Semaine 4
Plusieurs décisions récentes de l'AMF a semé le doute sur la légitimité des rétrocommissions. Ce modèle que l'on dit finissant depuis plusieurs années est peut-être cette fois-ci véritablement compromis. Nombreux sont ceux qui, dans ce contexte, reconsidèrent la possibilité de passer aux honoraires.
🔵 C'est indubitablement la sanction pris à l'encontre d'Altaroc qui a donné le coup de semonce : la société de gestion spécialisée dans les actifs non cotés s’est en effet vue reprocher de ne pas pouvoir prouver que le versement de rétrocommissions avait vocation à améliorer la qualité du service fourni aux investisseurs. Ce qui n'était, jusque là, qu'une obligation théorique devient tout à coup une préoccupation majeure du régulateur.
🔵 Si des groupes de travail ont été constitués par l’AFG ou France Invest en ce sens, parvenir à des procédures standardisées qui permettraient de respecter les règles tout en limitant les contraintes risquent d'être complexes et surtout d'alourdir encore la charge administrative des CGP. On peut, en effet, craindre que l'ensemble des sociétés de gestion ne leur demandent de justifier séparément de l’amélioration de la qualité de service aux clients.

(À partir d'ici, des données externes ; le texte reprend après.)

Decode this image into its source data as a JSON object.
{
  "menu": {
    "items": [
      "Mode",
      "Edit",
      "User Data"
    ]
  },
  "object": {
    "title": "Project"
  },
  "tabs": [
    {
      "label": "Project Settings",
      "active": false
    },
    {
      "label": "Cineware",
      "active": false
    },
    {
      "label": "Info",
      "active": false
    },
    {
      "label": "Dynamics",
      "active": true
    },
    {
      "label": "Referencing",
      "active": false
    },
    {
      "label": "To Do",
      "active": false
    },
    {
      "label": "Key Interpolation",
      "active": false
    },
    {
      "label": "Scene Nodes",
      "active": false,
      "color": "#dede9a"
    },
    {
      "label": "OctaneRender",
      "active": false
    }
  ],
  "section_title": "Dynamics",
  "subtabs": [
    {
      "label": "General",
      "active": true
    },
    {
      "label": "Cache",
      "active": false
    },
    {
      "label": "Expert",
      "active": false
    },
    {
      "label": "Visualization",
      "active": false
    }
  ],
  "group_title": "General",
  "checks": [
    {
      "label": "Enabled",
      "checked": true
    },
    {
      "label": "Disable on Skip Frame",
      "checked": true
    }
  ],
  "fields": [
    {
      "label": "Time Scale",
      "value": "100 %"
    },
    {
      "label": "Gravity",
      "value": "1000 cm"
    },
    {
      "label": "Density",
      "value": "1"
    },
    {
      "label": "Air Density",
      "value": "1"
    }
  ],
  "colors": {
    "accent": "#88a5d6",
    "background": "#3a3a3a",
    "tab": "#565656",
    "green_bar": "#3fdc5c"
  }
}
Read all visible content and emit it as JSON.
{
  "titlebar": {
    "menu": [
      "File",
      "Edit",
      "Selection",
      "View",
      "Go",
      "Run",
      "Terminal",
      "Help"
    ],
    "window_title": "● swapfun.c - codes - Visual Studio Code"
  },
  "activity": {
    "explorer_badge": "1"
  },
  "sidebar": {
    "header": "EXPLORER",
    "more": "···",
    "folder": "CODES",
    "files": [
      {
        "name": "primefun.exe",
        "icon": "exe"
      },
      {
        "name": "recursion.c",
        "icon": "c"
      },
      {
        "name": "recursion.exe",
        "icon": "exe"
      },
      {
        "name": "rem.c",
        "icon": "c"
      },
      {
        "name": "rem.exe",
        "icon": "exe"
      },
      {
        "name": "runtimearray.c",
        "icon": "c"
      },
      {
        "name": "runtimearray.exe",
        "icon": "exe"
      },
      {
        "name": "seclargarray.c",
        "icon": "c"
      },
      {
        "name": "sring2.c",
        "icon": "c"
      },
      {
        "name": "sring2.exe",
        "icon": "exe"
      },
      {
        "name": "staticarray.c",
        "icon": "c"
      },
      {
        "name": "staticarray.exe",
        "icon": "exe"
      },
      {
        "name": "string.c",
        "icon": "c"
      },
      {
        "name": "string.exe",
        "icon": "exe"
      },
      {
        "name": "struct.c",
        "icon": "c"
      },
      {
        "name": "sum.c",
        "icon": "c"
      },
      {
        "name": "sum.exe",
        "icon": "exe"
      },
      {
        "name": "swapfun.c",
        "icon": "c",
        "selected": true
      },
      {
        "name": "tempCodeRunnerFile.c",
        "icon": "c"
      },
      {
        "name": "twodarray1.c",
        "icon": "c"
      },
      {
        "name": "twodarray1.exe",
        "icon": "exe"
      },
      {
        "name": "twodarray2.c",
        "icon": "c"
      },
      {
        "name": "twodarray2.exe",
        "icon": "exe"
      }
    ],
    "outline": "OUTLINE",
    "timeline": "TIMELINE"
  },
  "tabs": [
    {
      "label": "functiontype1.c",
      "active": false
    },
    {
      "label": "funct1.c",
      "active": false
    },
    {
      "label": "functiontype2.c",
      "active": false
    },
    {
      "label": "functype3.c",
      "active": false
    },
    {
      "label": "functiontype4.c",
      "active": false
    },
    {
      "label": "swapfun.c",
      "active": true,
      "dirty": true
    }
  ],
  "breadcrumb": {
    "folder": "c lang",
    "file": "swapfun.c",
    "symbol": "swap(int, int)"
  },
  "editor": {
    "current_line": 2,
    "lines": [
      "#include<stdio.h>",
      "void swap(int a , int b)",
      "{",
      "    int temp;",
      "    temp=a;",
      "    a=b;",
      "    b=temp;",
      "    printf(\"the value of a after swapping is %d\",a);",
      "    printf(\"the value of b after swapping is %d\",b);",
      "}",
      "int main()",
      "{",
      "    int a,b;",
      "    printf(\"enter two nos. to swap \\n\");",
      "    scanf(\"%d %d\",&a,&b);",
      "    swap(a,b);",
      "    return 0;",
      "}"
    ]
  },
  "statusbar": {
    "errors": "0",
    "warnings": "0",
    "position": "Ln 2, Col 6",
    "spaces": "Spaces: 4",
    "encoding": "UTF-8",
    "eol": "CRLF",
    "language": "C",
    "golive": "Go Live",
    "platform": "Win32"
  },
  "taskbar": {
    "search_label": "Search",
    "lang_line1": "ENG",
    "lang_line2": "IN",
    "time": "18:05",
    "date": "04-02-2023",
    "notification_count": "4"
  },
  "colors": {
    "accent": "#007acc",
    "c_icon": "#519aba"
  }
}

🔵 Si certains prennent d'ores et déjà les devants en revoyant leur modèle de rémunération (c'est notamment le cas d'Alpha Conseils ou de RockFi), rappelons que le modèle économique des honoraires n'est encore adopté que par moins de 20% de la profession ce qui laisse une idée du bouleversement à attendre dans les prochaines années si l'AMF confirmait sa doctrine.
Tout porte à croire que le délai accordée à la France par l'Europe sur le sujet n'aura finalement été qu'une victoire à la Pyrrhus. Il est plus que temps d'en tenir compte et de réfléchir sans plus attendre à accompagner le changement avant que de le subir.